Although I don’t care that the book is more focused on the story of the girls, and the things we would do if we knew that the world was going to end, instead of focusing more on the apocalyptic of the matter, I have to confess I’d have loved to have that point of view too, maybe something more dystopian where people make plans to try to survive or this kind of thing.
In this book, it’s rather a collective realization where everyone understands that although it’s difficult to assimilate, the reality in which they live is like this, and now they must hurry to do everything they have always wanted to do. There are simply so many points to explore in a plot as such, that I feel that they were somehow left aside to focus on the more contemporary and human aspects. It also gives me the sense that it is poorly resolved as such, especially towards the end it’s kind of messy as if the author didn’t know well what definition to give it, in any case, I highlight the revelations since they seemed well executed.

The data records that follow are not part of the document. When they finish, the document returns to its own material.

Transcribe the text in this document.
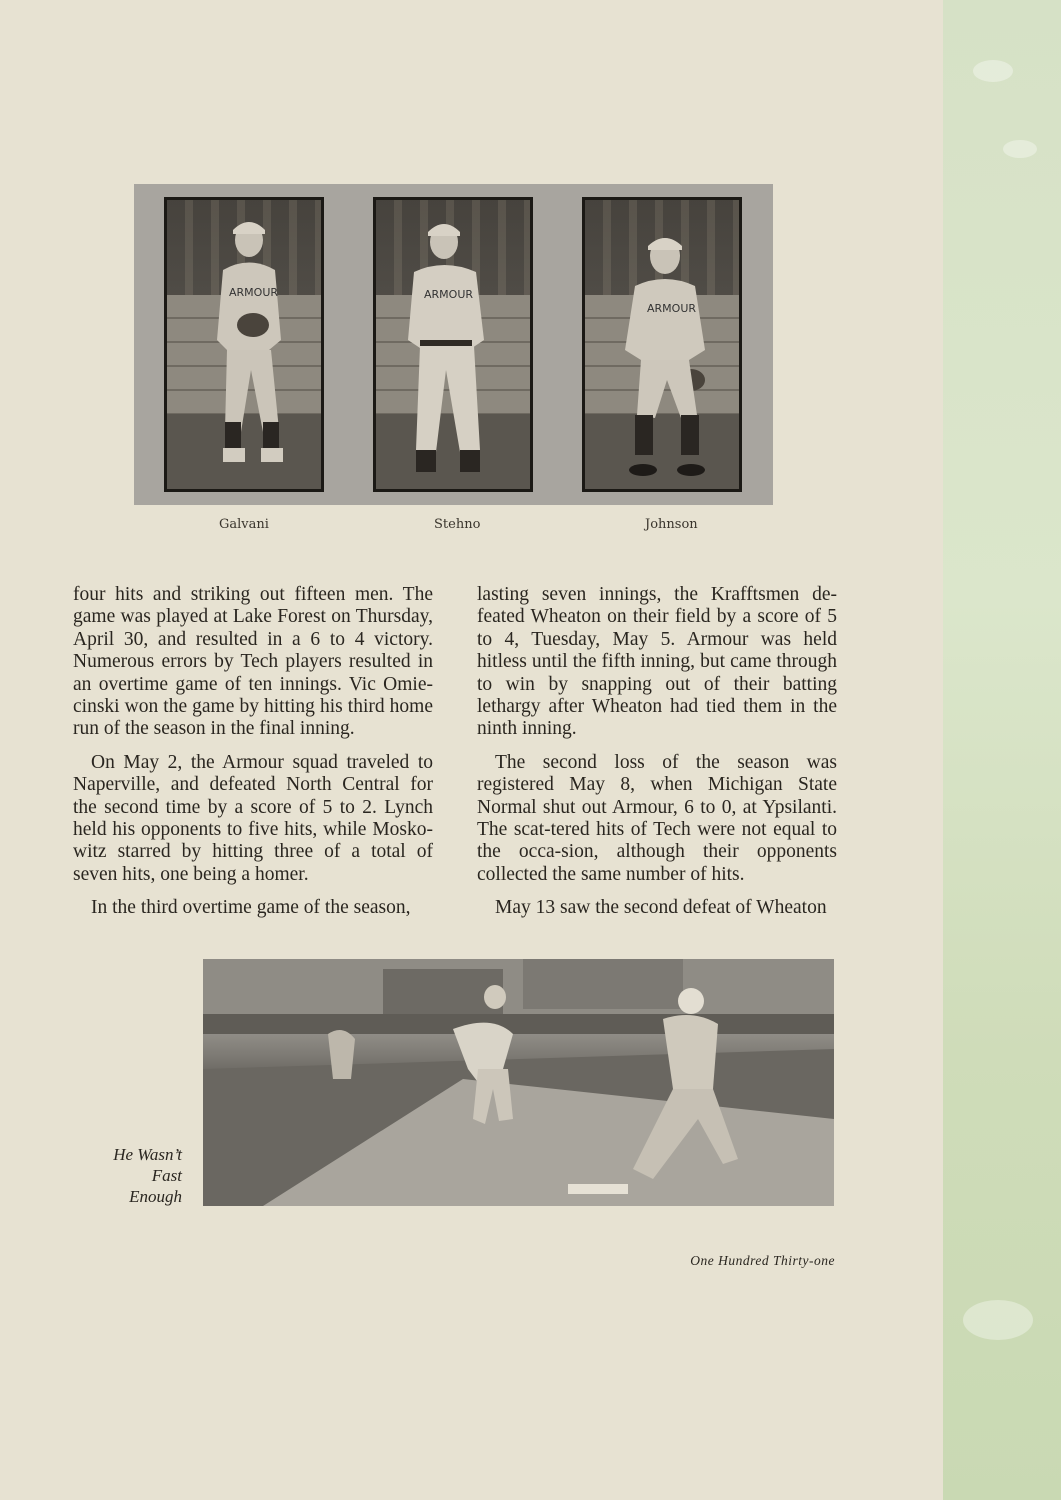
ARMOUR	ARMOUR
ARMOUR
Galvani	Stehno	Johnson

four hits and striking out fifteen men. The game was played at Lake Forest on Thursday, April 30, and resulted in a 6 to 4 victory. Numerous errors by Tech players resulted in an overtime game of ten innings. Vic Omie-cinski won the game by hitting his third home run of the season in the final inning.

On May 2, the Armour squad traveled to Naperville, and defeated North Central for the second time by a score of 5 to 2. Lynch held his opponents to five hits, while Mosko-witz starred by hitting three of a total of seven hits, one being a homer.

In the third overtime game of the season,

lasting seven innings, the Krafftsmen de-feated Wheaton on their field by a score of 5 to 4, Tuesday, May 5. Armour was held hitless until the fifth inning, but came through to win by snapping out of their batting lethargy after Wheaton had tied them in the ninth inning.

The second loss of the season was registered May 8, when Michigan State Normal shut out Armour, 6 to 0, at Ypsilanti. The scat-tered hits of Tech were not equal to the occa-sion, although their opponents collected the same number of hits.

May 13 saw the second defeat of Wheaton

He Wasn’t
Fast
Enough
One Hundred Thirty-one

In summary, I think that when you give your book such a dark and urgent tone, maybe the focus should be more developed in that area at least for the first part of the book, and then transition to the worldly problems of the characters, even so, This is my opinion and as I always say, you don’t have to think the same.
As a contemporary plot, touches on extremely interesting and even important topics, such as revelations about the family, the search for who we are, and what we want to do with our lives. Why is it really worth fighting for? & the value of simply living fully, you know? What would you do if you knew that you only have nine months to live? I think it’s an extremely interesting and intriguing question to explore and is asked quite intentionally in this book.
I quite liked the book, I don’t think it’s a bad read at all, it’s not what I expected certainly, even so, it provides very unique moments, great characters and life lessons, as well as reflective moments that explore things in life we can all feel identified with. I recommend it? Of course! but only if you’re looking for a solid contemporary book with a plot focused on the existential as such rather than an apocalyptic plot, you know? in that case, it’s super easy to read, flows for the most part well as well and the characters are worth it. I’m still interested in continuing to read the works of the author since I really like her writing style.
About The Author
I started out working as a journalist in London, but always hankered after a quiet room and a book to write. I managed, somehow, to get commissioned to go travelling for a year, and came home with the beginnings of a novel set in the world of backpackers in Asia. This became Backpack, a thriller which won the WH Smith New Talent Award, and I have since written eleven more novels for adults, one novella, and three book for Young Adults, published in the UK and around the world. I live in Cornwall with my husband Craig and our children.